‘A lot of sensitivity around adjacency’: Why media is afraid of Trump-Harris fallout
For the upcoming US election, both The Washington Post and LA Times have opted not to officially endorse a presidential candidate, decisions that editorial teams from both papers claim were made by their billionaire owners.
The Washington Post announced over the weekend it would no longer make endorsements at this or future presidential elections.
William Lewis, publisher and chief executive officer of The Washington Post, said the paper is “returning to our roots of not endorsing presidential candidates”, which started in 1976 when it backed Democrat Jimmy Carter.
“We recognise that this will be read in a range of ways, including as a tacit endorsement of one candidate, or as a condemnation of another, or as an abdication of responsibility,” Lewis wrote in an editorial published on Friday.
“That is inevitable. We don’t see it that way,” he wrote, summarising that “our job as the newspaper of the capital city of the most important country in the world is to be independent.”
However, journalists from the Post revolted against the decision, which they said was made by billionaire owner Jeff Bezos, and followed the drafting of an endorsement for Kamala Harris. The Post’s editor-at-large, Robert Kagan, resigned on the same day Lewis’ editorial was published.
“An independent newspaper might someday choose to back away from making presidential endorsements. But this isn’t the right moment, when one candidate is advocating positions that directly threaten freedom of the press and the values of the Constitution,” a note signed by eleven Washington Post journalists said.
The LA Times journalists were similarly up-in-arms after owner Patrick Soon-Shiong blocked a Harris endorsement during the week, prompting three of the Times’ editors to resign, including editorial page editor Mariel Garza.

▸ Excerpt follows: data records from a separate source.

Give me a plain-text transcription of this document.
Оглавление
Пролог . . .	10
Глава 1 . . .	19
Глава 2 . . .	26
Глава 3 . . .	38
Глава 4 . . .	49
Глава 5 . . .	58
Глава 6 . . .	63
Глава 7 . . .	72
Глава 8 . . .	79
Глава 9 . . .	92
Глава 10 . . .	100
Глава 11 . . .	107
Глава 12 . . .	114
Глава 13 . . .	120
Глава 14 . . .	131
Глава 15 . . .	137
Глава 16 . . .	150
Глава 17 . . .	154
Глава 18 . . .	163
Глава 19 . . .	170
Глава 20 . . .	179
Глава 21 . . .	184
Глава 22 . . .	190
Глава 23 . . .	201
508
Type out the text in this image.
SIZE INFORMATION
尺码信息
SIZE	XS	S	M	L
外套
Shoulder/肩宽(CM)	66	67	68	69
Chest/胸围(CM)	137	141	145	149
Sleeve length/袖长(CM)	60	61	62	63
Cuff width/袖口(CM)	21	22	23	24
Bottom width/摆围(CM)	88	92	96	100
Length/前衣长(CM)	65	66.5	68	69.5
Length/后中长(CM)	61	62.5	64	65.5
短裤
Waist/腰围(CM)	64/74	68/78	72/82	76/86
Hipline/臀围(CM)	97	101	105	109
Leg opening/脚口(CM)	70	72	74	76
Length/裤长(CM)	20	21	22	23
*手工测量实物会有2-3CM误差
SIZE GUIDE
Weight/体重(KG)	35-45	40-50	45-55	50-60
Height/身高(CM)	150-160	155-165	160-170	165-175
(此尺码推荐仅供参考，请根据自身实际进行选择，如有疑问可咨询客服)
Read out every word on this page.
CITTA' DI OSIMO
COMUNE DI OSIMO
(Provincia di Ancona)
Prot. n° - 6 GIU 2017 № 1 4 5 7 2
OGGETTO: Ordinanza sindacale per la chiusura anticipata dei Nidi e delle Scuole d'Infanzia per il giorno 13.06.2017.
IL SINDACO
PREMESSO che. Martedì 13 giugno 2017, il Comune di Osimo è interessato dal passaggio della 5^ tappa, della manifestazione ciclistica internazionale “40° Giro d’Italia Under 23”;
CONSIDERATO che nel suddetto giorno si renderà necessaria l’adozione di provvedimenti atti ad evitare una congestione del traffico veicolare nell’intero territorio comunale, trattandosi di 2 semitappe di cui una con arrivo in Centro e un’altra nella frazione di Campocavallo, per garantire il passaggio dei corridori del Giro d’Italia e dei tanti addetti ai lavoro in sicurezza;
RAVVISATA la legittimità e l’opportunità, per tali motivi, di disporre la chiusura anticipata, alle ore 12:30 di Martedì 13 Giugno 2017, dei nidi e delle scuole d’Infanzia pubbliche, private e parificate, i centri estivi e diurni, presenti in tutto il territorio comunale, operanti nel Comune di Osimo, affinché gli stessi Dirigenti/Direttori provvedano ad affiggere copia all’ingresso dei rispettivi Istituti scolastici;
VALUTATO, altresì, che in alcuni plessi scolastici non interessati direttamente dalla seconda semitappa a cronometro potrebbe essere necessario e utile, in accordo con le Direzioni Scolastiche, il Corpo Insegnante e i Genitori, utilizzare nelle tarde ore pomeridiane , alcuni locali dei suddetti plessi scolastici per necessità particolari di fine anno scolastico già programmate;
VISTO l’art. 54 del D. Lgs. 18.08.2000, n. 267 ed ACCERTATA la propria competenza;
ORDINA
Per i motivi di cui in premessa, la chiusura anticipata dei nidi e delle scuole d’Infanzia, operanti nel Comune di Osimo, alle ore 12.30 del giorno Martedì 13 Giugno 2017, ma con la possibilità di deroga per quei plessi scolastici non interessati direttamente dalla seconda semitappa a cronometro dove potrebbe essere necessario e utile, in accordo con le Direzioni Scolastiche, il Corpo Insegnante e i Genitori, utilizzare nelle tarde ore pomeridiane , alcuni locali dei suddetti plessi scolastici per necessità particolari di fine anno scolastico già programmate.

LA Times staff wrote an open letter to Soon-Shiong, saying: “Whether the newspaper endorses a candidate is ultimately the owner’s prerogative. However, the process must be clear and transparent to readers.”
Last week, global chief revenue officer of Bloomberg Media, Christine Cook, told Mumbrella that their publication Bloomberg Businessweek was also forced to tread carefully around the presidential race.
“Brad Stone, the editor of Businessweek, got an interview with Donald Trump on the Thursday or Friday before the Biden debate that went so terribly,” Cook told Mumbrella while appearing on the one-on-one podcast.
“And that Businessweek issue covered Trump’s proposed cabinet, who was going to be in place.”
Despite being what Cook called “thorough coverage… tracking the constituents and the policies that were moving minds”, Bloomberg Businessweek was still worried it would be read as an endorsement.

Christine Cook
“The coverage that we did of Trump, in America, it can be tricky… we went ahead and called everybody and said, ‘You know, Donald Trump’s going to be on the cover’, because there’s a lot of sensitivity around adjacency, and some of those brands said that they didn’t want to be there.”
Cook reasons they don’t want to be associated with any Trump coverage, “because of a lot of the stuff that actually happens on user-generated social platforms, which can be uncontrollable and are not into the guise of a managing editor who has a style book”.
“It’s a shame because there was actually really good content about what a Trump administration would look like – not some high-blood-pressure, frothy commentary,” she said.
Cook also explained that Bloomberg Businessweek followed with a Kamala Harris cover story, “because we feel like it’s our obligation”.